Our site runs to approx. 5,400 pages and we get a reasonable volume of daily visitors. We understand that the site index is built using a refer script based on visitor page views and after one day about 570 pages are in the index. Our concern is that only the most popular pages will find immediate inclusion in the index leading to the less popular pages to be omitted, or taking quite sometime before becoming included.

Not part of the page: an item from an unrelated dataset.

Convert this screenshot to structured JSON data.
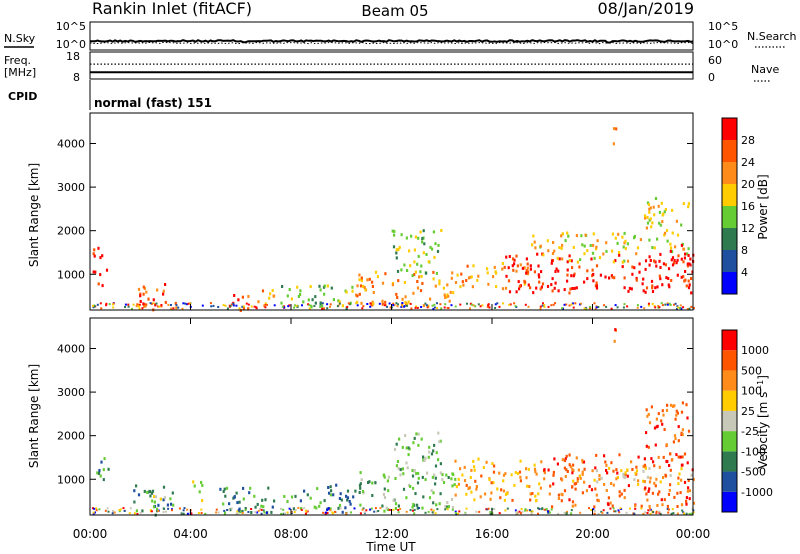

Our current sitemap registered with google runs to about 4,800 pages and until the AutoSitemap index reflects the true number of pages in our site we cannot switch to the AutoSitemap index lest google de-index pages from our site.
I was therefore wondering if there is a way of manually update the sql database with all of the html pages names, or alternativeley a means of crawling the site to ensure that all of the pages get registered?
My second question is does AutoSitemap remove deleted pages from the index?
Thank you,
GuyPV
Hi David,
Thanks for the reply.
I think our current xml file could probably be opened by a php script.
It's a shame about the deleted pages.
Regards,
Guy
Hello Guy,
You've correctly understood how AutoSitemap works; so i'm afraid without intervention it would take time until all URLs are included. Of course this is not so much of a problem on a new site (a forum for example where users are creating new pages all the time) as the AutoSitemap database would grow with the site.
If you already have a sitemap it should be possible to write a small utility to parse the file and load the URLs into the AutoSitemap database. I'll have a look into this for you. Could your current XML file be opened by a PHP script running in the same directory on your server?
Old pages are not automatically removed i'm afraid as there is no feedback mechanism to tell the database which pages no longer exists, although you can delete them of course using either an exact or wildcard URL.
Cheers,
David.